- 8 Marks
BMIS – L1 – QD3 – Organisation culture in business
Identify Hofstede's dimension explaining differences in financial strategies between two countries.
Question
Hofstede identified ways or ‘dimensions’ in which the culture in organisations differs between countries.
Required
In each of the following four cases, which of the dimensions identified by Hofstede would explain the differences in culture between the two countries?
(a) In Country A, it is usual for the senior management of stock market companies to defer major expenditures in order to improve the reported current year profits. In Country B, it is common for the annual report of major stock market companies to explain at length the company’s strategies and commitment to plans for capital expenditure.
(b) In Country C, it is usual for investment banks to pay large annual cash bonuses to individual bankers on the basis of their performance in the year. In Country D, it is usual for similar banks to determine annual cash bonuses on the basis of performance by groups or teams within the bank.

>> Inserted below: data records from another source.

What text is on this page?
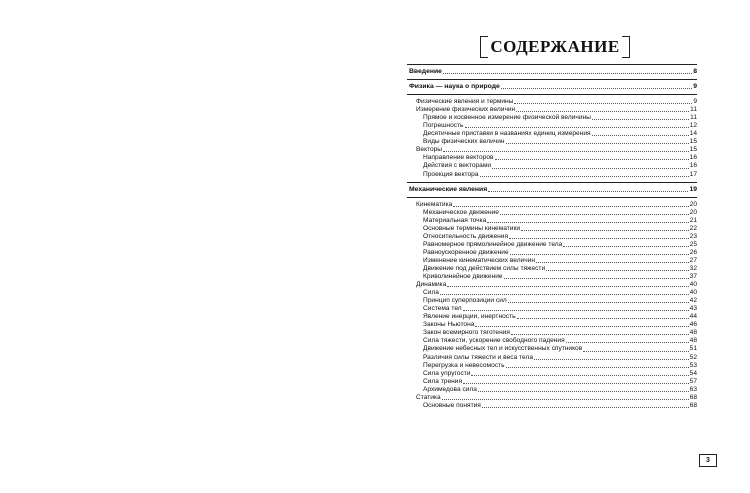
СОДЕРЖАНИЕ
Введение	8
Физика — наука о природе	9
Физические явления и термины	9
Измерение физических величин	11
Прямое и косвенное измерение физической величины	11
Погрешность	12
Десятичные приставки в названиях единиц измерения	14
Виды физических величин	15
Векторы	15
Направление векторов	16
Действия с векторами	16
Проекция вектора	17
Механические явления	19
Кинематика	20
Механическое движение	20
Материальная точка	21
Основные термины кинематики	22
Относительность движения	23
Равномерное прямолинейное движение тела	25
Равноускоренное движение	26
Изменение кинематических величин	27
Движение под действием силы тяжести	32
Криволинейное движение	37
Динамика	40
Сила	40
Принцип суперпозиции сил	42
Система тел	43
Явление инерции, инертность	44
Законы Ньютона	46
Закон всемирного тяготения	48
Сила тяжести, ускорение свободного падения	48
Движение небесных тел и искусственных спутников	51
Различия силы тяжести и веса тела	52
Перегрузка и невесомость	53
Сила упругости	54
Сила трения	57
Архимедова сила	63
Статика	68
Основные понятия	68
3
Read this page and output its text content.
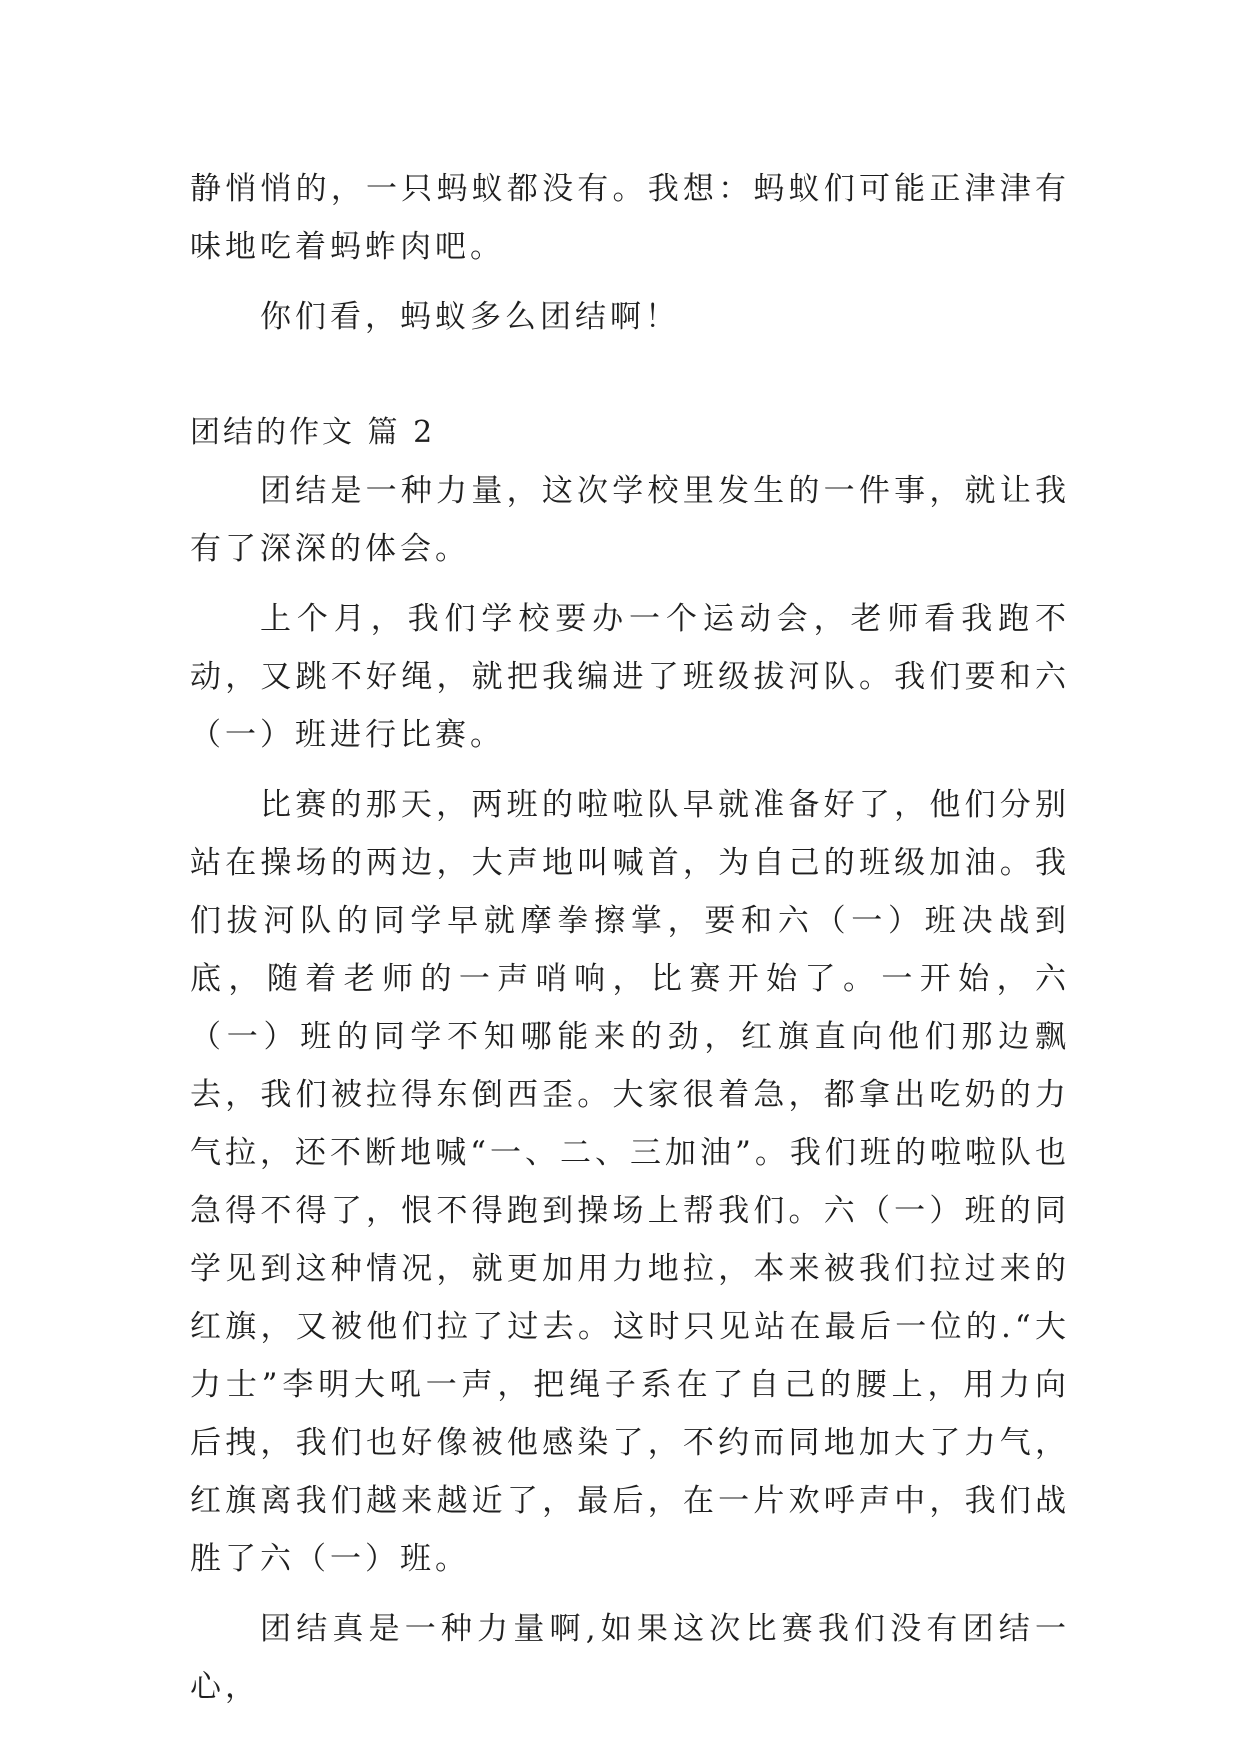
静悄悄的，一只蚂蚁都没有。我想：蚂蚁们可能正津津有味地吃着蚂蚱肉吧。

你们看，蚂蚁多么团结啊！

团结的作文 篇 2

团结是一种力量，这次学校里发生的一件事，就让我有了深深的体会。

上个月，我们学校要办一个运动会，老师看我跑不动，又跳不好绳，就把我编进了班级拔河队。我们要和六（一）班进行比赛。

比赛的那天，两班的啦啦队早就准备好了，他们分别站在操场的两边，大声地叫喊首，为自己的班级加油。我们拔河队的同学早就摩拳擦掌，要和六（一）班决战到底，随着老师的一声哨响，比赛开始了。一开始，六（一）班的同学不知哪能来的劲，红旗直向他们那边飘去，我们被拉得东倒西歪。大家很着急，都拿出吃奶的力气拉，还不断地喊“一、二、三加油”。我们班的啦啦队也急得不得了，恨不得跑到操场上帮我们。六（一）班的同学见到这种情况，就更加用力地拉，本来被我们拉过来的红旗，又被他们拉了过去。这时只见站在最后一位的.“大力士”李明大吼一声，把绳子系在了自己的腰上，用力向后拽，我们也好像被他感染了，不约而同地加大了力气，红旗离我们越来越近了，最后，在一片欢呼声中，我们战胜了六（一）班。

团结真是一种力量啊,如果这次比赛我们没有团结一心，
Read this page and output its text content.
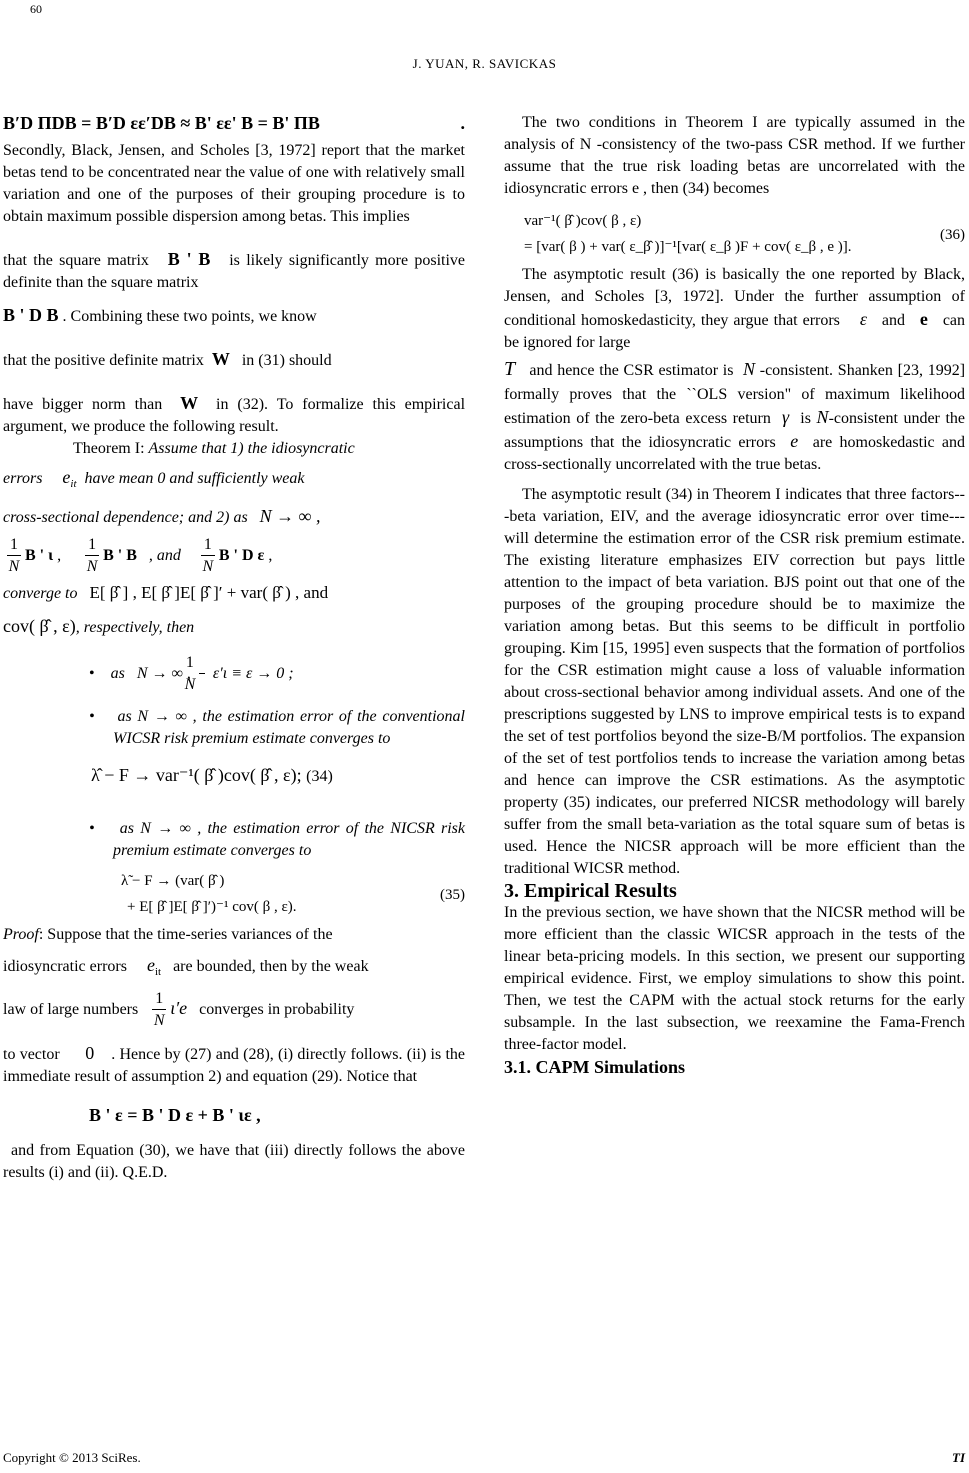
60
J. YUAN, R. SAVICKAS

B′D ΠDB = B′D εε′DB ≈ B' εε' B = B' ΠB	.

Secondly, Black, Jensen, and Scholes [3, 1972] report that the market betas tend to be concentrated near the value of one with relatively small variation and one of the purposes of their grouping procedure is to obtain maximum possible dispersion among betas. This implies

that the square matrix B ' B is likely significantly more positive definite than the square matrix

B ' D B . Combining these two points, we know

that the positive definite matrix W in (31) should

have bigger norm than W in (32). To formalize this empirical argument, we produce the following result.

Theorem I: Assume that 1) the idiosyncratic

errors $e_{it}$ have mean 0 and sufficiently weak

cross-sectional dependence; and 2) as N → ∞ ,

$\frac{1}{N}$ B ' ι , $\frac{1}{N}$ B ' B , and $\frac{1}{N}$ B ' D ε ,

converge to E[ β̂ ] , E[ β̂ ]E[ β̂ ]′ + var( β̂ ) , and

cov( β̂ , ε), respectively, then

•    as N → ∞ , $\frac{1}{N} \varepsilon'\iota \equiv \varepsilon \to 0$ ;

•    as N → ∞ , the estimation error of the conventional WICSR risk premium estimate converges to

λ̂ − F → var⁻¹( β̂ )cov( β̂ , ε); (34)

•    as N → ∞ , the estimation error of the NICSR risk premium estimate converges to

λ̃ − F → (var( β̂ )
+ E[ β̂ ]E[ β̂ ]′)⁻¹ cov( β , ε).
(35)

Proof: Suppose that the time-series variances of the

idiosyncratic errors $e_{it}$ are bounded, then by the weak

law of large numbers $\frac{1}{N} \iota'e$ converges in probability

to vector 0 . Hence by (27) and (28), (i) directly follows. (ii) is the immediate result of assumption 2) and equation (29). Notice that

B ' ε = B ' D ε + B ' ιε ,

and from Equation (30), we have that (iii) directly follows the above results (i) and (ii). Q.E.D.

The two conditions in Theorem I are typically assumed in the analysis of N -consistency of the two-pass CSR method. If we further assume that the true risk loading betas are uncorrelated with the idiosyncratic errors e , then (34) becomes

var⁻¹( β̂ )cov( β , ε)
= [var( β ) + var( ε_β̂ )]⁻¹[var( ε_β )F + cov( ε_β , e )].
(36)

The asymptotic result (36) is basically the one reported by Black, Jensen, and Scholes [3, 1972]. Under the further assumption of conditional homoskedasticity, they argue that errors ε and e can be ignored for large
T and hence the CSR estimator is N -consistent. Shanken [23, 1992] formally proves that the ``OLS version" of maximum likelihood estimation of the zero-beta excess return γ is N-consistent under the assumptions that the idiosyncratic errors e are homoskedastic and cross-sectionally uncorrelated with the true betas.

The asymptotic result (34) in Theorem I indicates that three factors---beta variation, EIV, and the average idiosyncratic error over time---will determine the estimation error of the CSR risk premium estimate. The existing literature emphasizes EIV correction but pays little attention to the impact of beta variation. BJS point out that one of the purposes of the grouping procedure should be to maximize the variation among betas. But this seems to be difficult in portfolio grouping. Kim [15, 1995] even suspects that the formation of portfolios for the CSR estimation might cause a loss of valuable information about cross-sectional behavior among individual assets. And one of the prescriptions suggested by LNS to improve empirical tests is to expand the set of test portfolios beyond the size-B/M portfolios. The expansion of the set of test portfolios tends to increase the variation among betas and hence can improve the CSR estimations. As the asymptotic property (35) indicates, our preferred NICSR methodology will barely suffer from the small beta-variation as the total square sum of betas is used. Hence the NICSR approach will be more efficient than the traditional WICSR method.

3. Empirical Results

In the previous section, we have shown that the NICSR method will be more efficient than the classic WICSR approach in the tests of the linear beta-pricing models. In this section, we present our supporting empirical evidence. First, we employ simulations to show this point. Then, we test the CAPM with the actual stock returns for the early subsample. In the last subsection, we reexamine the Fama-French three-factor model.

3.1. CAPM Simulations

Copyright © 2013 SciRes.	TI
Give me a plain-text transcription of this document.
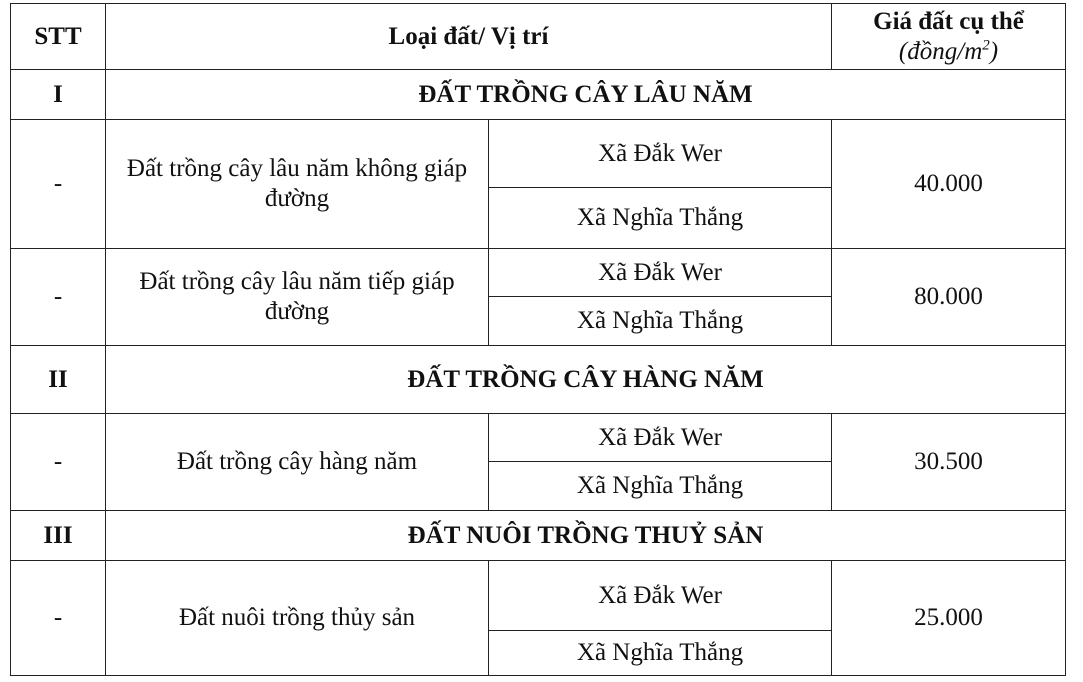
STT	Loại đất/ Vị trí		Giá đất cụ thể
$(đồng/m^2)$

I	ĐẤT TRỒNG CÂY LÂU NĂM		
-	Đất trồng cây lâu năm không giáp đường	Xã Đắk Wer	40.000
		Xã Nghĩa Thắng	
-	Đất trồng cây lâu năm tiếp giáp đường	Xã Đắk Wer	80.000
		Xã Nghĩa Thắng	
II	ĐẤT TRỒNG CÂY HÀNG NĂM		
-	Đất trồng cây hàng năm	Xã Đắk Wer	30.500
		Xã Nghĩa Thắng	
III	ĐẤT NUÔI TRỒNG THUỶ SẢN		
-	Đất nuôi trồng thủy sản	Xã Đắk Wer	25.000
		Xã Nghĩa Thắng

(c) In Country E, a much-praised quality of office workers such as accountants is an ability to turn up for work on time every day, regardless of difficulties with transport or weather. In Country F, late arrival at work due to transport problems is accepted as a normal fact of life, and poor time-keeping does not matter as long as the work gets done.
(d) In Country G, it is normal practice for decisions to be taken collectively and by consensus of management and employees. In Country H, it is the usual business culture for decisions to be taken by the boss without consultation with anyone else.